Creatively Aging

Can We Create an Earthquake?

Posted in aging, Alzheimer's Disease, art, community arts, creative aging, creativity by creativeaging on July 16, 2009

Last week I enjoyed a telephone conversation so much I felt I gained a phone friend. And it’s with the very special Lauren Volkmer of ARTZ (Artists for Alzheimer’s). In this rambling introduction to ourselves we used and then repeated various images to agree that there is something very special happening around creativity and aging and creativity and dementia; it has to be a phenomenom of earthshaking proportions. So many wonderful people are working in so many wonderful ways that have deep connections – and Lauren and I agreed we were part of this. But is it a tidal wave or an earthquake? But does it matter as long as it keeps happening?

But the tidal wave seemed to flow through this week’s newspapers here in Greensboro, North Carolina. The first was Monday in that voicebox of capitalism, The Wall Street Journal. There was an article on pyscho-oncology which piqued my interest:  “A New View, After Diagnosis“. It is about making life meaningful in the face of fear, in the face of mortality. And from what I read, being creative is, for many people, part of what helps. In my book, creative living in the face of cancer is creative aging at its best.
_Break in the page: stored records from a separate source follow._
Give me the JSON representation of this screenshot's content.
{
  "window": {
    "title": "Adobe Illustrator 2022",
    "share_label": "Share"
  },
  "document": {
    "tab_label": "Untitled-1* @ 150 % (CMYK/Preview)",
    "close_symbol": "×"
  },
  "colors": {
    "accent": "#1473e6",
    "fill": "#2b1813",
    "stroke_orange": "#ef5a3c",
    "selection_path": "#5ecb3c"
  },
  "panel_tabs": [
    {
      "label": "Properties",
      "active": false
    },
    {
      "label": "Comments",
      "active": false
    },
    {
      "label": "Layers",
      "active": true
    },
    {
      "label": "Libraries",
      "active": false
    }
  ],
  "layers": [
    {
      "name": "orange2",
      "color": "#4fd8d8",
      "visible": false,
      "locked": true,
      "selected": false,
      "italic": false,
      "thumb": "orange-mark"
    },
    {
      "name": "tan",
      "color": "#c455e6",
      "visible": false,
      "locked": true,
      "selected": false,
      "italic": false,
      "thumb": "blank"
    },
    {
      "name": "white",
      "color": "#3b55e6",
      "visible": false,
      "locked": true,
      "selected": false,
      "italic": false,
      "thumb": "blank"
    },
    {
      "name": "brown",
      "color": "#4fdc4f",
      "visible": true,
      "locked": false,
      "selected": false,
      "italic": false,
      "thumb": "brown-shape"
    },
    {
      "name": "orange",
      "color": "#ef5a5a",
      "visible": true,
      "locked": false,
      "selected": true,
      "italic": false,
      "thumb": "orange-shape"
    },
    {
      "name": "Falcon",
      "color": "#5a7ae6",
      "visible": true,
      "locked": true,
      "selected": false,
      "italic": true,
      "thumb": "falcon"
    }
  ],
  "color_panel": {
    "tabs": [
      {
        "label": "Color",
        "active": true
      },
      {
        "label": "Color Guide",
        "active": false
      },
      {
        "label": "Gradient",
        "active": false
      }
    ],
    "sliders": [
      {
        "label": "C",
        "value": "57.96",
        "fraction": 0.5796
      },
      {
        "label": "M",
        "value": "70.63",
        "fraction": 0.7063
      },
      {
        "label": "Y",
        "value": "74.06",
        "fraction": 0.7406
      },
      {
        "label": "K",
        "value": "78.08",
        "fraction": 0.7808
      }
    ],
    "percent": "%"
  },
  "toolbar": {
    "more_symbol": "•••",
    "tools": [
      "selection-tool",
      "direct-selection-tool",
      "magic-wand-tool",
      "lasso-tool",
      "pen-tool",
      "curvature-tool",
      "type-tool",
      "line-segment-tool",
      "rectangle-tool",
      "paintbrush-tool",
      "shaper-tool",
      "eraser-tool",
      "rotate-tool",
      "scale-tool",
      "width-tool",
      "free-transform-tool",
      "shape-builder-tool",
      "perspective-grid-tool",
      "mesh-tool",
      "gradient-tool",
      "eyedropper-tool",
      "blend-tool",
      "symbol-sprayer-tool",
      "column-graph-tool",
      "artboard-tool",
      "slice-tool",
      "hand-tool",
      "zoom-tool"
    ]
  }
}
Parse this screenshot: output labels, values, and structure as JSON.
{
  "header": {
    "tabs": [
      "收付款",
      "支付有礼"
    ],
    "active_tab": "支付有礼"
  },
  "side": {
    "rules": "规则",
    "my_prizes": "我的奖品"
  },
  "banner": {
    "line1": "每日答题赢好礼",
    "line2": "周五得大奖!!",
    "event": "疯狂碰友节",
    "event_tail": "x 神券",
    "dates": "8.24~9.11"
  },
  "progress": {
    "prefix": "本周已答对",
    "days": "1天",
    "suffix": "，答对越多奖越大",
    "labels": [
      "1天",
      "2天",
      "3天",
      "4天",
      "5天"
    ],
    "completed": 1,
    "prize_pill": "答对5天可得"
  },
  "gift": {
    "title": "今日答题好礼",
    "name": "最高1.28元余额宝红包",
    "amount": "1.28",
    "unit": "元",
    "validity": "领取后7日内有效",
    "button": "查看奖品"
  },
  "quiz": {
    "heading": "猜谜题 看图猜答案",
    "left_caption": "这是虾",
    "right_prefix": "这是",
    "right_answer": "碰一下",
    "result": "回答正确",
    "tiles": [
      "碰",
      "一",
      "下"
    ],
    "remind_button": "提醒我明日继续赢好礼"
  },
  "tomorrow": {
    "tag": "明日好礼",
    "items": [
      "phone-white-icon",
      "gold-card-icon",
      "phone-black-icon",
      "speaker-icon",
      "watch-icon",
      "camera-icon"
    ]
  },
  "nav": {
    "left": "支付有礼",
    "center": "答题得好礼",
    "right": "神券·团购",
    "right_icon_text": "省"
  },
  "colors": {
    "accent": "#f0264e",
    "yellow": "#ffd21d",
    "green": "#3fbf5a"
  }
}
Another whisper of making meaning is the ad for a set of lectures by James Hollis, Jungian Analyst and Author. He’ll be here at the Presbyterian Church of the Covenant Friday July 17th and Saturday July 18th for Finding Meaning in the Second Half of Life and What Matters Most. I haven’t found a description of these programs but I’ve already fallen in love with their titles.

The next piece that reverberates for me is in Meet the Artist in GoTriad section of The News & Record. It’s on Robert  ‘Bob’ Postma and he is a living and breathing tidal wave of…creativity, creative aging, community creation, and everything of great meaning. I’ve got to meet this man!

The important question

Posted in aging, art, creative aging, Uncategorized by creativeaging on November 26, 2008

The neatly dressed woman stood quietly, waiting patiently, until almost all the other glad-handers had gone. I’d just finished a breezily-entertaining (and I hope enlightening) presentation on brain fitness and we all had enjoyed ourselves. She approached and I turned. She asked the important question: “How do we get people to try?” Try painting, she said, because painting was the greatest mental challenge she’d ever had and ever enjoyed. But if we can’t get people to try then they’ll never be able to succeed.

Great question. And I have valid fragments of an answer but no truth. How do we get people to try? Try something new. Try something challenging. Try something hard. How?

Myths About Age, Art and Genius?

Posted in creativity by creativeaging on November 26, 2007

David Galenson writes that “many innovations spring not from their creators’ innate talent, but from their years of accumulated knowledge” (in “5 Myths about Art, Age and Genius”). That makes Galenson an advocate of creative aging in many ways since he contrasts, favorably I might add, the work of young geniuses and old masters. It seems he is thinking along the lines of Gene Cohen and his definition of creativity:

Creative Expression=(Mass of Knowledge)(Internal Life Experience*External Life Experience)

And for those of us who don’t remember algebra, Cohen explains:

When we look at all the elements and influences regarding creativity, what seems to matter most are sufficient knowledge or mastery of an area; motivation and perspiration or the willingness to do; some intangible that are part of the human condition, such as intuition and insight; and the capacity to be inspired (The Creative Age, page 38).


So Galenson’s comment “keep that in mind when you head to an art museum” may be true in even more ways than he knows.